Concurrency Testing Using Controlled Schedulers: An Empirical Study
Abstract
We present an independent empirical study on concurrency testing using controlled schedulers. We have gathered 49 buggy concurrent software benchmarks, drawn from public code bases, which we call SCTBench. We applied a modified version of an existing concurrency testing tool to SCTBench, testing five controlled scheduling techniques: depth-first search, preemption bounding, delay bounding, a controlled random scheduler, and probabilistic concurrency testing (PCT). We attempt to answer several research questions, including: Which technique performs the best, in terms of bug finding ability? How effective are the two main schedule bounding techniques, preemption bounding and delay bounding, at finding bugs? What challenges are associated with applying concurrency testing techniques to existing code? Can we classify certain benchmarks as trivial or non-trivial? Overall, we found that PCT (with parameter d=3) was the most effective technique in terms of bug finding; it found all the bugs found by the other techniques, plus an additional three, and it missed only one bug. Surprisingly, we found that the “naive” controlled random scheduler, which randomly chooses one thread to execute at each scheduling point, performs well, finding more bugs than preemption bounding and just two fewer bugs than delay bounding.
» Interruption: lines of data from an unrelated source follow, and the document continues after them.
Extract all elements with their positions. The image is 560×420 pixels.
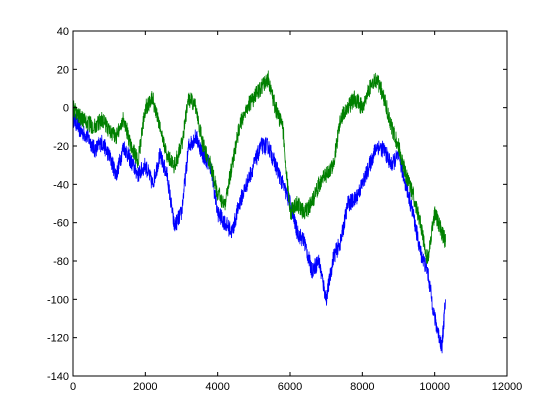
y-tick-label: -20 (53, 141, 69, 153)
y-tick-label: 20 (57, 64, 69, 76)
y-tick-label: -40 (53, 179, 69, 191)
series-line-1 (72, 110, 446, 354)
y-tick-label: -100 (47, 294, 69, 306)
x-tick-label: 2000 (133, 381, 157, 393)
series-line-2 (72, 70, 446, 264)
y-tick-label: -140 (47, 371, 69, 383)
y-tick-label: 40 (57, 26, 69, 38)
x-tick-label: 8000 (350, 381, 374, 393)
y-tick-label: -120 (47, 333, 69, 345)
series-layer (72, 70, 446, 354)
y-tick-label: 0 (63, 103, 69, 115)
y-tick-label: -80 (53, 256, 69, 268)
x-tick-label: 10000 (419, 381, 450, 393)
y-tick-label: -60 (53, 218, 69, 230)
x-tick-label: 12000 (492, 381, 523, 393)
x-tick-label: 4000 (205, 381, 229, 393)
plot-frame (72, 30, 508, 377)
x-tick-label: 6000 (278, 381, 302, 393)
tick-layer: 0 2000 4000 6000 8000 10000 12000 40 20 0 -20 -40 -6… (47, 26, 522, 393)
x-tick-label: 0 (70, 381, 76, 393)
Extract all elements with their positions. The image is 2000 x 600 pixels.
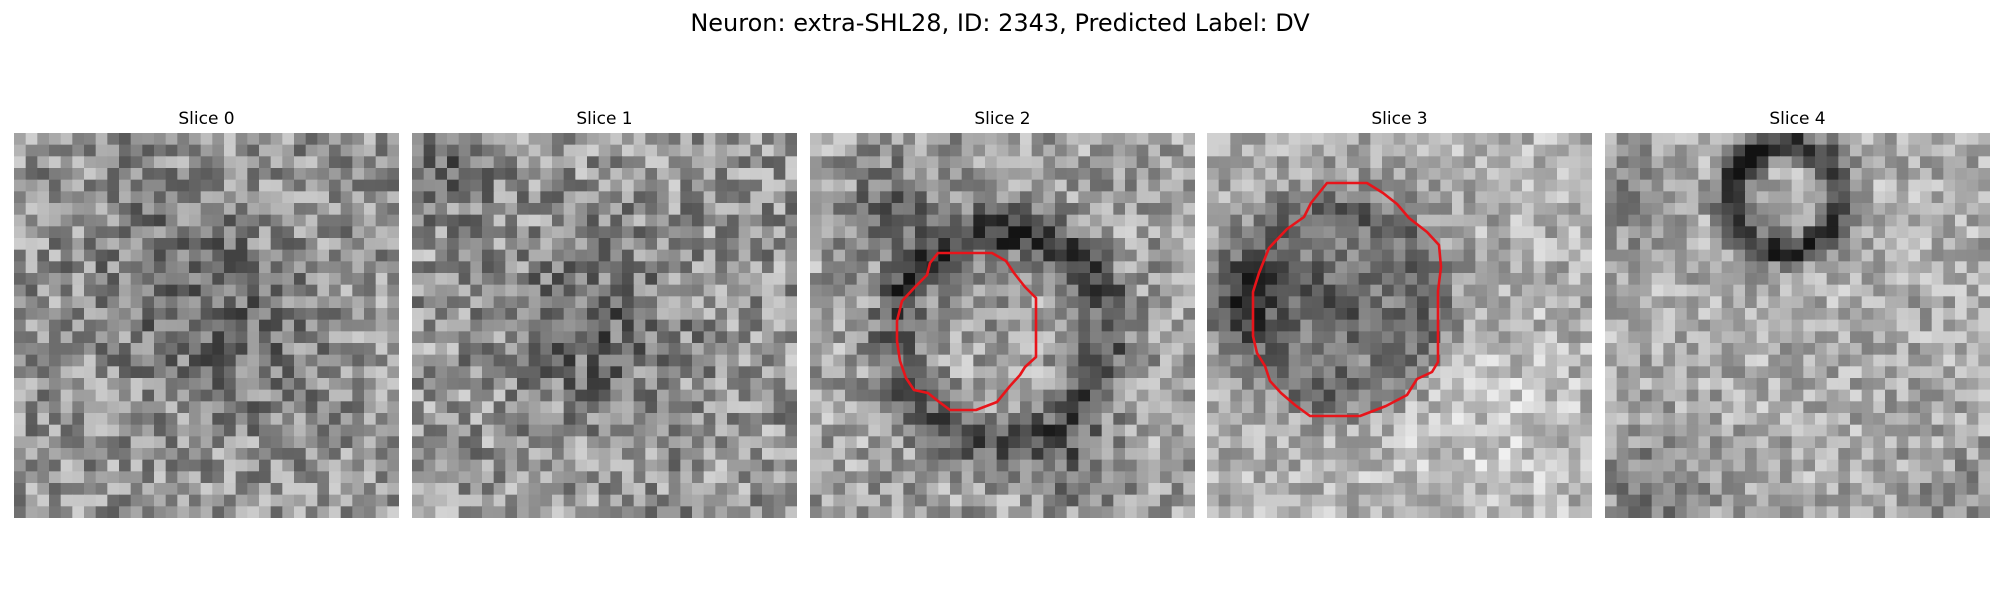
segmentation-contour — [1251, 181, 1443, 418]
slice-panel-4: Slice 4 — [1605, 105, 1990, 518]
slice-title-1: Slice 1 — [576, 109, 633, 129]
slice-image-1 — [412, 133, 797, 518]
slice-panel-1: Slice 1 — [412, 105, 797, 518]
slice-panel-0: Slice 0 — [14, 105, 399, 518]
slice-title-0: Slice 0 — [178, 109, 235, 129]
segmentation-contour — [895, 251, 1038, 412]
slice-panel-2: Slice 2 — [810, 105, 1195, 518]
slice-image-4 — [1605, 133, 1990, 518]
figure-title: Neuron: extra-SHL28, ID: 2343, Predicted… — [690, 9, 1310, 37]
slice-image-2 — [810, 133, 1195, 518]
slice-image-3 — [1207, 133, 1592, 518]
slice-image-0 — [14, 133, 399, 518]
slice-title-4: Slice 4 — [1769, 109, 1826, 129]
slice-panel-3: Slice 3 — [1207, 105, 1592, 518]
slice-title-3: Slice 3 — [1371, 109, 1428, 129]
slice-title-2: Slice 2 — [974, 109, 1031, 129]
Our findings confirm that delay bounding is superior to preemption bounding and schedule bounding is superior to an unbounded depth-first search. The majority of bugs in SCTBench can be exposed using a small schedule bound (1-2), supporting previous claims, although one benchmark requires 5 preemptions. We found that the need to remove nondeterminism and control all synchronization (as is required for systematic concurrency testing) can be nontrivial. There were 8 distinct programs that could not easily be included in out study, such as those that perform network and inter-process communication. We report various properties about the benchmarks tested, such as the fact that the bugs in 18 benchmarks were exposed 50% of the time when using random scheduling. We note that future work should not use the benchmarks that we classify as trivial when presenting new techniques, other than as a minimum baseline. We have made SCTBench and our tools publicly available for reproducibility and use in future work.